Business Groups Welcome Chancellor’s Tax Relief for SMEs
Business groups have welcomed tax relief schemes announced in the Budget to help small firms, saying that the Chancellor has finally recognised the need to put small business at the heart of economic policy.
However, they expressed continuing concerns about the UK’s Budget deficit and its impact on business activity.
“After two years of economic downturn, the Chancellor has clearly recognised the need to place business at the heart of the Budget,”
said British Chambers of Commerce (BCC) director general, David Frost.
“Doubling the annual investment allowance, help with business rates, and allowing entrepreneurs to keep more of their gains will prove especially popular.”
“However, the Chancellor could have done more to set out a clear plan for the reduction of the budget deficit, which continues to threaten business confidence and investment.”
Alistair Darling’s Budget announcements included a temporary increase in small business rate relief, an agreement with state-funded banks to boost small business lending, the introduction of an adjudicator to deal with small firms’ complaints about bank lending, and increases to investment allowance and capital gains tax relief for entrepreneurs.
The Chancellor’s speech also confirmed an increase in employer’s National Insurance Contributions (NICs) in 2011. The Federation of Small Businesses (FSB) said this would obstruct job creation.
“Proposals to increase the rate relief threshold will be welcome news for those small firms whose cashflow in hindered by big tax bills,”
said FSB chairman, John Walker.
“But continuing plans to increase employee NICs will increase pressure on struggling firms, meaning they will not be able to take on additional staff. It’s a tax on jobs which does nothing to aid economic growth.”
However, the FSB applauded the Government’s commitment to stimulate bank lending.
“The Government must now put pressure on the banks to lend affordable finance to small businesses so they can get on with the job in hand,”

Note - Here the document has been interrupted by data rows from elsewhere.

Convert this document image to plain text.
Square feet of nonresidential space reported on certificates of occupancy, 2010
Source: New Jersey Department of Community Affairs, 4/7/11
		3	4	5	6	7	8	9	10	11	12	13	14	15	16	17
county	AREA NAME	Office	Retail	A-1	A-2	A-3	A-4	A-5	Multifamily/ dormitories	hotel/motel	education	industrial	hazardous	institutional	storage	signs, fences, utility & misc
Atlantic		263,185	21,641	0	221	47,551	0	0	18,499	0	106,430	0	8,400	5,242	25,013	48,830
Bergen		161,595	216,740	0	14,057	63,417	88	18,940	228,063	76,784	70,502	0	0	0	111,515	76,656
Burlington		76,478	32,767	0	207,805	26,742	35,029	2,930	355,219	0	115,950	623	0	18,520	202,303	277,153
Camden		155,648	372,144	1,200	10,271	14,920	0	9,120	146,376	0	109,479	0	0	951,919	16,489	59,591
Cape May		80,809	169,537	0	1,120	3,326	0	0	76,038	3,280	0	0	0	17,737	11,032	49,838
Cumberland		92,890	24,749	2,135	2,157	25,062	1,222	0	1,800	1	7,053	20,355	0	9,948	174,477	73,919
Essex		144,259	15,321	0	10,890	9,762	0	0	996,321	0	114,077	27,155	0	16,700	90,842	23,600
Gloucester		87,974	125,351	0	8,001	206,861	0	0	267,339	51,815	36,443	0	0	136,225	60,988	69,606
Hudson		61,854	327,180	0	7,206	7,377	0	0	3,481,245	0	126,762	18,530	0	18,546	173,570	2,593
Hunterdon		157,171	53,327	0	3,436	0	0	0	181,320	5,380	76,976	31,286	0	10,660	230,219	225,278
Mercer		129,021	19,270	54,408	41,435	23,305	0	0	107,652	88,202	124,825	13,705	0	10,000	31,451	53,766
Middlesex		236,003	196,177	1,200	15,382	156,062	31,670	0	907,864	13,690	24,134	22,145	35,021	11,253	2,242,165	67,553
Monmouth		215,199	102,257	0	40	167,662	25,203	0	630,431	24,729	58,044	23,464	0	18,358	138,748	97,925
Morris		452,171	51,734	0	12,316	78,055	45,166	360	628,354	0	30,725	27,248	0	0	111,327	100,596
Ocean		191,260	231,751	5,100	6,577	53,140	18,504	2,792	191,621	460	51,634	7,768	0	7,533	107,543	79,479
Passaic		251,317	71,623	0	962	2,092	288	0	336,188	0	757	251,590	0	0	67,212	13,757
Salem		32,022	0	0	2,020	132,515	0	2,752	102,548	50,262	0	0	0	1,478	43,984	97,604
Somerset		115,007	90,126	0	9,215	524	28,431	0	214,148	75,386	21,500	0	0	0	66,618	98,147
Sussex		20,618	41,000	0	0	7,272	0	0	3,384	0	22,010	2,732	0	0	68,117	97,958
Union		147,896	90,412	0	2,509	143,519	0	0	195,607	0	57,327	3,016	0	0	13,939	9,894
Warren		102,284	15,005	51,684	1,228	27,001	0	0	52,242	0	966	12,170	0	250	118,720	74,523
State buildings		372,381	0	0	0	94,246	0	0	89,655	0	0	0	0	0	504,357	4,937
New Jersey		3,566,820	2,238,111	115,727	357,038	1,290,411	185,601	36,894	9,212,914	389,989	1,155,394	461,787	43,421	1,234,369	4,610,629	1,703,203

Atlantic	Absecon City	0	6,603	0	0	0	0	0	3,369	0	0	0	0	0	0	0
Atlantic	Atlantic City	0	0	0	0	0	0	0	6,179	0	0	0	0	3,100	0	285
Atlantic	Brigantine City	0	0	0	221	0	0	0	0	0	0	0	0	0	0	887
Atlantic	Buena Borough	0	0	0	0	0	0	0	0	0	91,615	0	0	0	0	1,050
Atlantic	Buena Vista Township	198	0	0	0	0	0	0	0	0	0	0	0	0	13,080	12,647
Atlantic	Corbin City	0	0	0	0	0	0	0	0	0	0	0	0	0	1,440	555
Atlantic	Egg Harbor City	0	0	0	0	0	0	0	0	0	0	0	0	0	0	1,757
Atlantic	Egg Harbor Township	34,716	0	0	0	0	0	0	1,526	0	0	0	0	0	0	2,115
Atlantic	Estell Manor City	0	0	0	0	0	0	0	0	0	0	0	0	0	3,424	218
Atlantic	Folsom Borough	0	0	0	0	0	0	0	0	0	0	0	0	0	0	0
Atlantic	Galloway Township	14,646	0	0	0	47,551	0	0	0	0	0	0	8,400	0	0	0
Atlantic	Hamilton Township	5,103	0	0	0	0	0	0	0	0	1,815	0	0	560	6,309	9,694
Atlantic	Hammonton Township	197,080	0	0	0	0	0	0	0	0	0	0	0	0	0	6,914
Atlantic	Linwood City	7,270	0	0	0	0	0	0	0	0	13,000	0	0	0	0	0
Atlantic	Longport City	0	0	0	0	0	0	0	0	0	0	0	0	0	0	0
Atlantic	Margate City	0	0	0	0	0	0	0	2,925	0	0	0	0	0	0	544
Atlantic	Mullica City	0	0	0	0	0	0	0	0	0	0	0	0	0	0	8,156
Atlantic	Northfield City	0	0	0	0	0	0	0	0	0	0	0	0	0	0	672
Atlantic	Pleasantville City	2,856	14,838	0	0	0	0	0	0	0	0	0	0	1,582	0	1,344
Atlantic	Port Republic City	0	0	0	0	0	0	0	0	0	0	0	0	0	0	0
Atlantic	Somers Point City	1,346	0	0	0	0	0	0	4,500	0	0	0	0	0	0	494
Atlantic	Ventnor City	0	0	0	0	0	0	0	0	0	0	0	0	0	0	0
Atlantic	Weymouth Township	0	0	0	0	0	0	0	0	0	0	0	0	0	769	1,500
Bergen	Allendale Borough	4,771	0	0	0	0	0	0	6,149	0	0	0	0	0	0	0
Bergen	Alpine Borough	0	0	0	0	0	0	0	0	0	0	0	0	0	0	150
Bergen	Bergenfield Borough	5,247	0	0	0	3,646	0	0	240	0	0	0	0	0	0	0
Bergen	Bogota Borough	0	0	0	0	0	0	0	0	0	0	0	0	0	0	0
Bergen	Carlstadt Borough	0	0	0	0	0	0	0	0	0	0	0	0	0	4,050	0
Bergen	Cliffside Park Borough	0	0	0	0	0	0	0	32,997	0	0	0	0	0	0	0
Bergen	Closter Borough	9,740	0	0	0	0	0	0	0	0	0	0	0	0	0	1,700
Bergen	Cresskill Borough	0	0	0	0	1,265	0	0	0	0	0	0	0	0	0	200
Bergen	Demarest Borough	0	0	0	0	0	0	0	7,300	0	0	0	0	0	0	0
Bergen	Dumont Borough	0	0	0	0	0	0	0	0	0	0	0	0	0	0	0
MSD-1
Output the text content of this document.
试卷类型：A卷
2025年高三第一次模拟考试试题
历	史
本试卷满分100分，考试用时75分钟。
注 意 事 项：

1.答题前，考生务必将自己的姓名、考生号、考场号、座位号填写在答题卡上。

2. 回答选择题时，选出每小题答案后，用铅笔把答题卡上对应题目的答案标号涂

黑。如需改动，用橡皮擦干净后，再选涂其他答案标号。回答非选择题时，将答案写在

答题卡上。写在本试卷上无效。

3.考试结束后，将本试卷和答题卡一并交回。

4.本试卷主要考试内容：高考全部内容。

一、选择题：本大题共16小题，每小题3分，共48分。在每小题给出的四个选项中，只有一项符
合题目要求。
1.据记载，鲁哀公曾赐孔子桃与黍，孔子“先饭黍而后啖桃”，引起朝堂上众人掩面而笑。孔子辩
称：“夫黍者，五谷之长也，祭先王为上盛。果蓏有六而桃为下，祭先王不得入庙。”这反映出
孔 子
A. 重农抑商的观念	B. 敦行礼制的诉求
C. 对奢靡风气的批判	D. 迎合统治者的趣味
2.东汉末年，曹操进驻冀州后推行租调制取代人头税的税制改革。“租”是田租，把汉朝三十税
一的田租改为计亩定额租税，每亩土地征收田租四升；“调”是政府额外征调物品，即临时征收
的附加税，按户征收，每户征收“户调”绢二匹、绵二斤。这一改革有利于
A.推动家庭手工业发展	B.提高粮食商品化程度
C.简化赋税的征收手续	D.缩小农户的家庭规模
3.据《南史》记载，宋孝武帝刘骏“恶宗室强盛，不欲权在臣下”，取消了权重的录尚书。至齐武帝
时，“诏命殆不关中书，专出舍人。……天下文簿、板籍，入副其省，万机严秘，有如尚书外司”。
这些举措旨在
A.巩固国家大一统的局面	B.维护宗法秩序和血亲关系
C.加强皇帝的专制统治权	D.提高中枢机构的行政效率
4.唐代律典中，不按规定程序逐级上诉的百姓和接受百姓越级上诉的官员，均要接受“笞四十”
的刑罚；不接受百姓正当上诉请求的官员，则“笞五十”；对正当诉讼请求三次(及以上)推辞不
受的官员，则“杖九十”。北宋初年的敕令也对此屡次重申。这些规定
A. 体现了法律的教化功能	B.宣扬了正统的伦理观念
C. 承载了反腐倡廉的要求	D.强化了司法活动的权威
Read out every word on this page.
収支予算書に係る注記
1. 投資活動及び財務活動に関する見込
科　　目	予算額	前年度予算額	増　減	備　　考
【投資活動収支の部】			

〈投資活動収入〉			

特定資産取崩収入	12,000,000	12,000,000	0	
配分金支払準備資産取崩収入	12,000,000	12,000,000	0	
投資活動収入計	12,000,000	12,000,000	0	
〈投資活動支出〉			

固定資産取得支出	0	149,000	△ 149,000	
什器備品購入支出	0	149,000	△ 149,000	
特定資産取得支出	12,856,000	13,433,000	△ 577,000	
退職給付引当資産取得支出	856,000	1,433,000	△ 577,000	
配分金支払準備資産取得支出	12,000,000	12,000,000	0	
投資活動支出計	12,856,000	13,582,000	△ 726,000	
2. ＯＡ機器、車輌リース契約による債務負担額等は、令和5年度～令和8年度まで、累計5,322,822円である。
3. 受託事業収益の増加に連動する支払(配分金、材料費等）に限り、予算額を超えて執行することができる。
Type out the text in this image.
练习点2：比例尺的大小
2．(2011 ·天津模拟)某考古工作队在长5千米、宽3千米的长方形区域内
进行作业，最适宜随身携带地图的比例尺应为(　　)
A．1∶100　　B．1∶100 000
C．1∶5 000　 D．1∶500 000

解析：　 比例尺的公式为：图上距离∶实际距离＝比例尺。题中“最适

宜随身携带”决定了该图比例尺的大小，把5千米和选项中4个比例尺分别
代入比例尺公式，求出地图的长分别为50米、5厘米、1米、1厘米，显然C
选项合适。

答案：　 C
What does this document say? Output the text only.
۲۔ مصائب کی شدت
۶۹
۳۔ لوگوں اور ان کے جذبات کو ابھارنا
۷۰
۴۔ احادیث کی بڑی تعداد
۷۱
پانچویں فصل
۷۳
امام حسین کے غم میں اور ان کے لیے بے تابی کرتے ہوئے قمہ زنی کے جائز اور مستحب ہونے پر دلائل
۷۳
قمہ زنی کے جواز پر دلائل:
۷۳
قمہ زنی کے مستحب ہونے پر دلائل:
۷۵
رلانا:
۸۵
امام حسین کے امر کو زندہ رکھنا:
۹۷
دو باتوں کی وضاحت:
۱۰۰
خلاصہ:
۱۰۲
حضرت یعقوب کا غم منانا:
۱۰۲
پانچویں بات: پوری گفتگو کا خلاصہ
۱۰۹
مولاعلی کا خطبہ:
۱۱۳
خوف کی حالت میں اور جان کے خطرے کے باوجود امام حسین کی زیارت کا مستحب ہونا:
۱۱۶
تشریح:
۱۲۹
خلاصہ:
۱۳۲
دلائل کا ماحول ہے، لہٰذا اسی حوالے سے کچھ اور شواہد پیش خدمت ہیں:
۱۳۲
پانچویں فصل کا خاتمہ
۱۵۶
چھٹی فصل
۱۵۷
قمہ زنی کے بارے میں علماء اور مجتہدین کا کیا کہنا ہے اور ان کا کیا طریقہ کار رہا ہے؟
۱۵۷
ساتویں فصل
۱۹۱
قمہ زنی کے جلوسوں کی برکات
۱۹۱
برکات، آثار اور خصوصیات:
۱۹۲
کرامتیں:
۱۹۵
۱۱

“The role of the new credit adjudicator will be key in this regard.”
Small business owners had mixed views, too. E-commerce software provider Actinic’s director, Chris Barling, said that although the Budget had focused on small businesses, it had neglected to address their most pressing concerns.
“The Government has failed to recognise the day-to-day difficulties of many small firms.”
“As an employer of 40 staff, I would much prefer a reduction in NICs in the first place, rather than to have a government agency decide how much of my own money to give back to me in some form of grant through the new UK Finance for Growth Organisation. We employ people overseas because it is too costly to employ them here and we can’t afford the potential payouts.”
“The Government has put small firms at the centre of the Budget, but often it would be more helpful to small firms if they didn’t intervene and simplified things instead,”
Shamin Hoque, managing director of Curries Online added:
“Relief on capital gains tax will help us, as will the extension to business rate relief. I think most small firms start up with good ideas but it can be expensive to run a business, so if there is opportunity there to get some tax relief that eases the burden.”
“However, the NICs rise outweighs the benefits that he has given entrepreneurs with the tax breaks. When firms grow, they often need to employ people and the Government should be encouraging that. The Association of Certified Chartered Accountants’ SME policy adviser, Manos Schizas, said that many of the Budget’s promises were made for show, due to its timing in the lead up to the election.”
“But there were some good aspects for people wanting to start and grow businesses.”
“However, overall this was a Budget for entrepreneurs, not for small firms.”